Getting to xenon: Scientists examine alternatives for pulling this rare, expensive element out of air samples
Whether capturing xenon for security or industrial uses, a new material could be a valuable ally, according to scientists at Pacific Northwest National Laboratory. Classified as a metal-organic framework or MOF, the material known as NiDOBDC has a honeycomb-esque framework and a lot of potential. Dr. Jay Grate and Dr. Praveen Thallapally compared NiDOBDC to a two other absorbents. One was a metal organic framework called MOF-5 and the other was activated charcoal. The nickel-based NiDOBDC did substantially better at capturing xenon than MOF-5, and about the same as the activated charcoal. However, NiDOBDC released xenon easily, a bonus for technological recovery systems and monitoring devices.
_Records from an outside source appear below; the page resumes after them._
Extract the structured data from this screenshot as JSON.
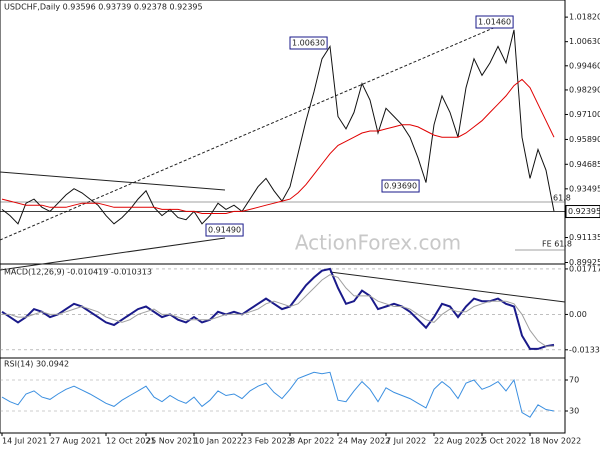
{
  "chart_data": [
    {
      "type": "line",
      "title": "USDCHF,Daily  0.93596 0.93739 0.92378 0.92395",
      "series": [
        {
          "color": "#111111",
          "values": [
            0.925,
            0.922,
            0.918,
            0.928,
            0.93,
            0.926,
            0.924,
            0.928,
            0.932,
            0.935,
            0.933,
            0.93,
            0.927,
            0.922,
            0.918,
            0.921,
            0.925,
            0.93,
            0.934,
            0.926,
            0.922,
            0.925,
            0.921,
            0.92,
            0.924,
            0.918,
            0.922,
            0.928,
            0.925,
            0.927,
            0.924,
            0.93,
            0.936,
            0.94,
            0.934,
            0.929,
            0.936,
            0.952,
            0.968,
            0.982,
            0.998,
            1.004,
            0.97,
            0.964,
            0.972,
            0.986,
            0.978,
            0.962,
            0.974,
            0.97,
            0.966,
            0.96,
            0.95,
            0.938,
            0.966,
            0.98,
            0.972,
            0.96,
            0.984,
            0.998,
            0.99,
            0.996,
            1.004,
            0.996,
            1.012,
            0.96,
            0.94,
            0.954,
            0.944,
            0.924
          ]
        },
        {
          "color": "#e00000",
          "values": [
            0.93,
            0.929,
            0.928,
            0.927,
            0.927,
            0.927,
            0.926,
            0.926,
            0.926,
            0.927,
            0.928,
            0.928,
            0.928,
            0.927,
            0.926,
            0.926,
            0.926,
            0.926,
            0.926,
            0.926,
            0.925,
            0.925,
            0.925,
            0.924,
            0.924,
            0.923,
            0.923,
            0.923,
            0.923,
            0.924,
            0.924,
            0.925,
            0.926,
            0.927,
            0.928,
            0.929,
            0.93,
            0.933,
            0.937,
            0.942,
            0.947,
            0.952,
            0.956,
            0.958,
            0.96,
            0.962,
            0.963,
            0.963,
            0.964,
            0.965,
            0.966,
            0.966,
            0.965,
            0.963,
            0.961,
            0.96,
            0.96,
            0.96,
            0.962,
            0.965,
            0.968,
            0.972,
            0.976,
            0.98,
            0.985,
            0.988,
            0.984,
            0.976,
            0.968,
            0.96
          ]
        }
      ],
      "ylim": [
        0.899,
        1.0265
      ],
      "yticks": [
        {
          "value": 1.0182,
          "label": "1.01820"
        },
        {
          "value": 1.0063,
          "label": "1.00630"
        },
        {
          "value": 0.9946,
          "label": "0.99460"
        },
        {
          "value": 0.9829,
          "label": "0.98290"
        },
        {
          "value": 0.971,
          "label": "0.97100"
        },
        {
          "value": 0.9589,
          "label": "0.95890"
        },
        {
          "value": 0.94685,
          "label": "0.94685"
        },
        {
          "value": 0.93495,
          "label": "0.93495"
        },
        {
          "value": 0.91135,
          "label": "0.91135"
        },
        {
          "value": 0.89925,
          "label": "0.89925"
        }
      ],
      "last": {
        "value": 0.92395,
        "label": "0.92395"
      },
      "annotations": [
        "1.00630",
        "1.01460",
        "0.93690",
        "0.91490",
        "61.8",
        "FE 61.8"
      ],
      "watermark": "ActionForex.com"
    },
    {
      "type": "line",
      "title": "MACD(12,26,9) -0.010419 -0.010313",
      "series": [
        {
          "color": "#1a1a8a",
          "values": [
            0.001,
            -0.001,
            -0.003,
            -0.001,
            0.002,
            0.001,
            -0.001,
            0.0,
            0.002,
            0.004,
            0.003,
            0.001,
            -0.001,
            -0.003,
            -0.004,
            -0.002,
            0.0,
            0.002,
            0.003,
            0.001,
            -0.001,
            0.0,
            -0.002,
            -0.003,
            -0.001,
            -0.003,
            -0.002,
            0.001,
            0.0,
            0.001,
            0.0,
            0.002,
            0.004,
            0.006,
            0.004,
            0.002,
            0.003,
            0.007,
            0.011,
            0.014,
            0.0165,
            0.0172,
            0.01,
            0.004,
            0.005,
            0.009,
            0.007,
            0.002,
            0.003,
            0.004,
            0.003,
            0.001,
            -0.002,
            -0.005,
            -0.001,
            0.004,
            0.003,
            -0.001,
            0.003,
            0.006,
            0.005,
            0.005,
            0.006,
            0.004,
            0.003,
            -0.008,
            -0.013,
            -0.013,
            -0.012,
            -0.0115
          ]
        },
        {
          "color": "#a0a0a0",
          "values": [
            0.0,
            0.0,
            -0.001,
            -0.001,
            0.0,
            0.001,
            0.0,
            0.0,
            0.001,
            0.002,
            0.003,
            0.002,
            0.001,
            -0.001,
            -0.002,
            -0.003,
            -0.002,
            0.0,
            0.001,
            0.002,
            0.0,
            0.0,
            -0.001,
            -0.002,
            -0.002,
            -0.002,
            -0.002,
            -0.001,
            0.0,
            0.0,
            0.0,
            0.001,
            0.002,
            0.004,
            0.005,
            0.004,
            0.003,
            0.004,
            0.007,
            0.01,
            0.013,
            0.015,
            0.014,
            0.01,
            0.007,
            0.007,
            0.007,
            0.005,
            0.004,
            0.003,
            0.003,
            0.002,
            0.0,
            -0.002,
            -0.003,
            0.0,
            0.002,
            0.001,
            0.001,
            0.003,
            0.004,
            0.005,
            0.005,
            0.005,
            0.004,
            0.0,
            -0.006,
            -0.01,
            -0.012,
            -0.012
          ]
        }
      ],
      "ylim": [
        -0.01606,
        0.01904
      ],
      "yticks": [
        0.017176,
        {
          "value": 0,
          "label": "0.00"
        },
        -0.01334
      ]
    },
    {
      "type": "line",
      "title": "RSI(14) 30.0942",
      "series": [
        {
          "color": "#3b8fe0",
          "values": [
            48,
            42,
            38,
            52,
            56,
            48,
            45,
            52,
            58,
            62,
            57,
            52,
            46,
            40,
            36,
            44,
            50,
            56,
            62,
            48,
            42,
            50,
            44,
            40,
            48,
            36,
            44,
            56,
            50,
            52,
            46,
            56,
            62,
            66,
            54,
            46,
            58,
            72,
            76,
            80,
            78,
            80,
            44,
            42,
            56,
            68,
            58,
            42,
            60,
            54,
            50,
            46,
            40,
            34,
            58,
            68,
            60,
            46,
            66,
            70,
            58,
            62,
            68,
            56,
            70,
            28,
            22,
            38,
            32,
            30
          ]
        }
      ],
      "ylim": [
        2.9,
        98.4
      ],
      "yticks": [
        70,
        30
      ],
      "xticks": [
        {
          "value": 0,
          "label": "14 Jul 2021"
        },
        {
          "value": 6,
          "label": "27 Aug 2021"
        },
        {
          "value": 13,
          "label": "12 Oct 2021"
        },
        {
          "value": 18,
          "label": "25 Nov 2021"
        },
        {
          "value": 24,
          "label": "10 Jan 2022"
        },
        {
          "value": 30,
          "label": "23 Feb 2022"
        },
        {
          "value": 36,
          "label": "8 Apr 2022"
        },
        {
          "value": 42,
          "label": "24 May 2022"
        },
        {
          "value": 48,
          "label": "7 Jul 2022"
        },
        {
          "value": 54,
          "label": "22 Aug 2022"
        },
        {
          "value": 60,
          "label": "5 Oct 2022"
        },
        {
          "value": 66,
          "label": "18 Nov 2022"
        }
      ]
    }
  ]
}
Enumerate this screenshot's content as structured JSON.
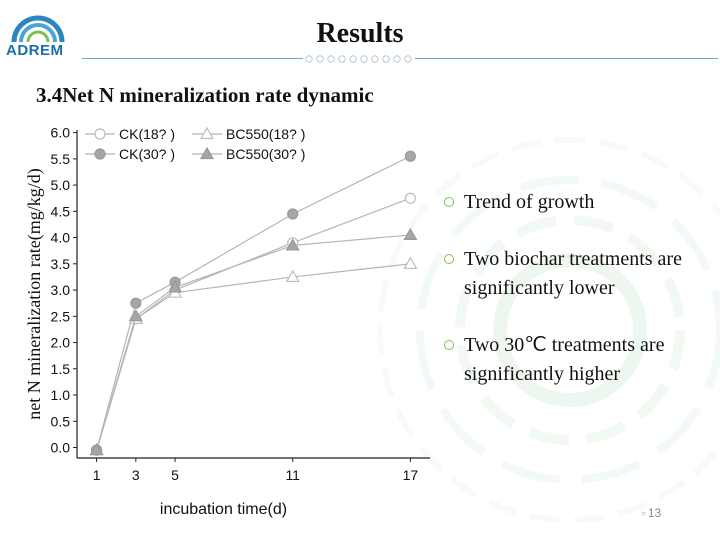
{
  "logo": {
    "text": "ADREM"
  },
  "title": "Results",
  "subtitle": "3.4Net N mineralization rate dynamic",
  "bullets": [
    {
      "text": "Trend of growth"
    },
    {
      "text": "Two biochar treatments are significantly lower"
    },
    {
      "text": "Two 30℃ treatments are significantly higher"
    }
  ],
  "page_number": "13",
  "colors": {
    "accent_rule": "#6aa9c9",
    "bullet_ring": "#7cc04a",
    "logo_blue": "#1a6fa8"
  },
  "icons": {
    "bullet": "ring-bullet-icon",
    "logo": "adrem-logo-icon"
  },
  "chart_data": {
    "type": "line",
    "title": "",
    "xlabel": "incubation time(d)",
    "ylabel": "net N mineralization rate(mg/kg/d)",
    "x": [
      1,
      3,
      5,
      11,
      17
    ],
    "x_ticks": [
      "1",
      "3",
      "5",
      "11",
      "17"
    ],
    "ylim": [
      0,
      6
    ],
    "y_ticks": [
      "0.0",
      "0.5",
      "1.0",
      "1.5",
      "2.0",
      "2.5",
      "3.0",
      "3.5",
      "4.0",
      "4.5",
      "5.0",
      "5.5",
      "6.0"
    ],
    "legend_position": "top-left",
    "series": [
      {
        "name": "CK(18? )",
        "marker": "circle-open",
        "values": [
          -0.05,
          2.45,
          3.0,
          3.9,
          4.75
        ]
      },
      {
        "name": "CK(30? )",
        "marker": "circle-filled",
        "values": [
          -0.05,
          2.75,
          3.15,
          4.45,
          5.55
        ]
      },
      {
        "name": "BC550(18? )",
        "marker": "triangle-open",
        "values": [
          -0.05,
          2.45,
          2.95,
          3.25,
          3.5
        ]
      },
      {
        "name": "BC550(30? )",
        "marker": "triangle-filled",
        "values": [
          -0.05,
          2.5,
          3.05,
          3.85,
          4.05
        ]
      }
    ]
  }
}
"The promise of NiDOBDC and similar metal-organic frameworks is that we will be able to make faster and more sensitive separation and monitoring equipment," said Grate, who has been working in materials and systems for sensing and nonproliferation applications for his entire career at PNNL.
Absorbents, like activated charcoal and MOFs, can selectively capture xenon and release it on demand. Making these absorbents more efficient could benefit sustainable processes and national security. Commercial uses of xenon include lighting, scientific instruments, and anesthesia. Security uses focus on nuclear processes. Nuclear reprocessing, weapons tests, and nuclear accidents, such as the 2011 catastrophe in Japan, release xenon radioisotopes into the atmosphere. Around the world, monitors track xenon for the Comprehensive Test Ban Treaty.
The research team compared the performance of three materials that capture xenon. Conventional technologies for capturing xenon use activated charcoal, which is fine black carbon powder processed to be porous, with an effective surface area of 500 square meters a gram. Charcoal also absorbs xenon from air samples and releases it on demand.
"Activated charcoal is a really old-fashioned material with little potential for improvement," said Grate. "We wanted to see if we could find a material that we could push, that we could get new capabilities from."
Metal-organic frameworks or MOFs were an obvious starting point. NiDOBDC, MOF-5, and other members of this new class of framework-based sorbents are extremely porous. The frameworks can achieve surface areas ~10 times greater than activated charcoal. Further, the modular nature of the MOF synthesis method and their internal chemistry lets scientists build materials with a range of structures and properties.
"Interest in MOFs has exploded in the past decade," said Thallapally, who is also conducting research for DOE's Office of Nuclear Energy using these same materials.
At PNNL, Thallapally was working with MOFs for carbon sequestration, but saw more potential for the materials. He met with Grate to discuss MOF possibilities for security applications. They believed PNNL had the right capabilities to synthesize and characterize the necessary materials. They applied for and received PNNL funding to examine how well MOFs worked in xenon capture.
Previously, some MOFs proved disappointing. The materials worked well in the lab, but their framework structures were unstable under environmental conditions as vapors were sorbed and desorbed.
Working in PNNL's Sigma 5, the researchers tested three different xenon absorbers: NiDOBDC, activated charcoal, and a prototypical MOF, known as MOF-5. They found NiDOBDC takes up xenon about as well as activated charcoal and significantly better than MOF-5. NiDOBDC is superior at lower pressures. At 1 bar, the pressure at sea level, NiDOBDC was able to take up significant amounts of xenon and release all of it when the conditions were right. They also found that NiDOBDC was more selective than charcoal for xenon over krypton, which is fairly similar to xenon.
Thallapally and Grate are continuing to investigate MOFs, including NiDOBDC. Their work will include studies on scaling the materials to study their performance in real gas streams.
"While there isn't much you can do to improve charcoal, there is a world of potential in MOFs," said Thallapally. "The defined nanostructured framework gives you a lot of opportunities synthetically to add more functionality."